Teach the kids about safety around motorhomes (everyone’s, not just your own). They are BIG vehicles after all, and could be moving in and out of the campsite or self-contained camping spot at any time.
Plan your meals and have the ingredients on board because, come dinnertime, it’s a lot harder to just wing it when you’re not at home - sometimes impossible if you’re somewhere very remote. Most good motorhomes and caravans have a decent sized fridge with a freezer compartment which will keep anything you've packed from home frozen.
Have lots of snacks for those moments when a hangry meltdown is imminent and there’s no time to prep a whole meal and nowhere close and convenient to buy it.
Take baking premixes that can be created in the microwave; it’s easy, fast and always nice to have a treat on hand. Microwaves can only be used when plugged into power so just keep the types of food you take in mind for the self-contained camping spots you are heading to.
Take UHT or powdered milk in case you run out of fresh.
Storage containers, clingfilm, ziplock bags, baking paper and tin foil are great in the kitchen to keep clean up time down and leftovers stored nicely.
Why not take a fishing rod and get the kids involved in catching some fresh fish for dinner?
Pack light layers, that way you’re sorted if it’s hot and for when it gets a bit chillier.
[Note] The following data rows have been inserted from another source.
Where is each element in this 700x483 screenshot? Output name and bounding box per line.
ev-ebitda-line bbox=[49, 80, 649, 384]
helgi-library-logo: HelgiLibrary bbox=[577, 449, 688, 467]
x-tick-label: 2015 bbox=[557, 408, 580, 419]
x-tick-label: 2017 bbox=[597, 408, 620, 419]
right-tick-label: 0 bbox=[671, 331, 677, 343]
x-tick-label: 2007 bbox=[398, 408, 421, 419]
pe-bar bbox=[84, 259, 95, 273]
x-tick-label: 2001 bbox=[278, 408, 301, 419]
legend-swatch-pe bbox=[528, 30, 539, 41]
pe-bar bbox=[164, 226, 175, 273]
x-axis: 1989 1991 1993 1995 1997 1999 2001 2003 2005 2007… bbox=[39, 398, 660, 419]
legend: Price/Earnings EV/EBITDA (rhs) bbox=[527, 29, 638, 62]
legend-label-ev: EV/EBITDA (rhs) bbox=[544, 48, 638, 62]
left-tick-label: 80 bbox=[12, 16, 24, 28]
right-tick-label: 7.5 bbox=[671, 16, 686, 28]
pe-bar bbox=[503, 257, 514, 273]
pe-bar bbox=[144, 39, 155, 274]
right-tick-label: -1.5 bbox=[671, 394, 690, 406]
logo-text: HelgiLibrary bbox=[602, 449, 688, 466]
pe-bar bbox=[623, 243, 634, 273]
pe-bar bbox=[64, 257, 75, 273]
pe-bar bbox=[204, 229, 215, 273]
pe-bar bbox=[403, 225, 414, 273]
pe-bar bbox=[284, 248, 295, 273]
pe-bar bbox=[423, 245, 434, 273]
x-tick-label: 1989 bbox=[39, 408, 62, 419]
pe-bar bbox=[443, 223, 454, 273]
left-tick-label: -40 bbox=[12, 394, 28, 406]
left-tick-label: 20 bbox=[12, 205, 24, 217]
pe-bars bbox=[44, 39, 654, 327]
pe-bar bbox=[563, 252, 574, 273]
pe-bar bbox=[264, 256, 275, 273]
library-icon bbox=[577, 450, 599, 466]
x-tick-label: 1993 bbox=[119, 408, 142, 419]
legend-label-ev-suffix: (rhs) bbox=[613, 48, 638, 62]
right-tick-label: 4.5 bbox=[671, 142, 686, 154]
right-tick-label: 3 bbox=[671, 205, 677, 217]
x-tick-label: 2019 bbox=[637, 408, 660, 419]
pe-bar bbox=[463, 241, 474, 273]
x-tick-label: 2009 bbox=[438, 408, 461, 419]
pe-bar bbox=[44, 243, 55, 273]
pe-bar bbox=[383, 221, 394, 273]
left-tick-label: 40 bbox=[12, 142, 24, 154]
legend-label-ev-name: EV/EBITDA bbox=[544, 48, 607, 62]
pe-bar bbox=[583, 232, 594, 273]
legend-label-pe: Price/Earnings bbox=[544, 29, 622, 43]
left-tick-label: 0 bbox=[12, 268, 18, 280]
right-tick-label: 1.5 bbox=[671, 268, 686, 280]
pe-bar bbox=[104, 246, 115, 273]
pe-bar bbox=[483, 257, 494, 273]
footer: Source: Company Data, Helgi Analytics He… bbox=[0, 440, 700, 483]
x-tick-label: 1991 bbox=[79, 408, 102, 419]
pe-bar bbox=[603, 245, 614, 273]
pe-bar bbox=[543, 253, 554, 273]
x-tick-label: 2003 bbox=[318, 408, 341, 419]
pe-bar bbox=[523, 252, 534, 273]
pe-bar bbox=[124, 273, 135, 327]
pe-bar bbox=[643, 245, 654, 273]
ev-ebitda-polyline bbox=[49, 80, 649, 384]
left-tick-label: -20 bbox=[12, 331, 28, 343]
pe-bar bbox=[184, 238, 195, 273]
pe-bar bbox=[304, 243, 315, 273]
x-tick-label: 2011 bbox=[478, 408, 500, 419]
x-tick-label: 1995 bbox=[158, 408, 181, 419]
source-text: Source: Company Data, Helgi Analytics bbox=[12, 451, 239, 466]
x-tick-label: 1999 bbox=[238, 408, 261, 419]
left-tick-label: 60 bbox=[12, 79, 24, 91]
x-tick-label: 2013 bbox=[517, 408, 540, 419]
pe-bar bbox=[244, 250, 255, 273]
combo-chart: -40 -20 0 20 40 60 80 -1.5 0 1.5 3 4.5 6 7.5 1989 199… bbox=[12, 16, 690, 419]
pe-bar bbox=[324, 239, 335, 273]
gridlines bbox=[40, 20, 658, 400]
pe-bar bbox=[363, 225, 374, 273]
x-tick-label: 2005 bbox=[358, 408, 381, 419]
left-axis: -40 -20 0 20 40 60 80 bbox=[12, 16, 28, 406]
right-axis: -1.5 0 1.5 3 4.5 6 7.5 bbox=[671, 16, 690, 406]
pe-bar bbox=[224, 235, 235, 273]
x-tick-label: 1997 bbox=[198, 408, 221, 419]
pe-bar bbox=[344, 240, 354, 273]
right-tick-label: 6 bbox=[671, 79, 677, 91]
Fleece jumpers are great because they’re warm and lightweight, easy to clean and dry quickly. Make sure everyone has a waterproof jacket and a spare pair of shoes in case one gets wet. And don’t be precious about clothes getting dirty while you are camping because they absolutely will.
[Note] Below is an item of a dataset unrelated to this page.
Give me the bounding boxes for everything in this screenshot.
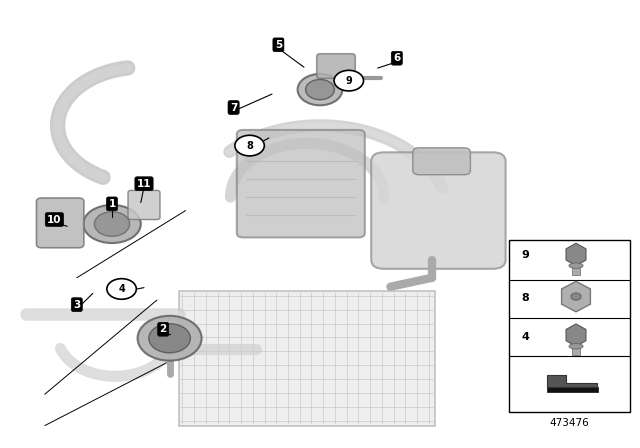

Try and have a place for everything, it makes the vehicle feel crowded if you have stuff everywhere. Get the kids involved in the routine so they know where everything goes and can put things back easily.
Plan for breaks
Kids are less tolerant of long journeys than adults so before you head off, make a note of how far it is to your destination and any good places to stop along the way. Also, try to plan around day sleeps if your kids need them. If they can have these while you’re commuting, all the better.
If the kids are still young enough they have accidents at night, there may not be time/space/good weather to dry out the mattress so line them with a waterproof layer. And consider a nappy just at night time if they are still young enough not to feel embarrassed by this.
Toys and activities
Utilise the TV/activity rooms at camping parks. Or, pack some good DVD’s for the TV in the motorhome or caravan. Some can even access Sky and a movie before bed is a good wind down.
Have special travel toys, books and games which live in the motorhome or caravan. This way, every time you travel they are new again and not old and boring.
If possible and the campsite has a playground, try to get a site near it so you can keep an eye on them. Or when self-contained freedom camping the beach, forest or lake could be their playground so try and position yourself to watch them.
Make a travel diary scrapbook. Pack scissors and glue and some fun embellishments like stickers and each night, write about your day and stick in the special mementos from it. This is a great activity to get the kids involved in too. With a motorhome or caravan purchased from TrailLite, you’ll get a handy little travel diary to keep track of your adventures.
Take the bikes (and helmets); they are easily fixed to the back of a motorhome and can provide hours of entertainment.
Be prepared for rainy days with indoor playthings. Colouring in, board games or reading are ideal activities as they don’t take up much space or cause a mess. Another item to consider is a large awning. When it’s raining, this makes a nice dry outdoor space that’s close to ‘home’.
Keep the devices charged
Even though it’s great to encourage the kids to get out in nature, they’ll still need some downtime. Games and videos on the tablet or smartphone are a great way to facilitate this while you’re away from home, and if the weather isn’t great the kids will be wanting to reach for them. Most motorhomes have USB charging points meaning it’s easy to do this even while self-contained freedom camping.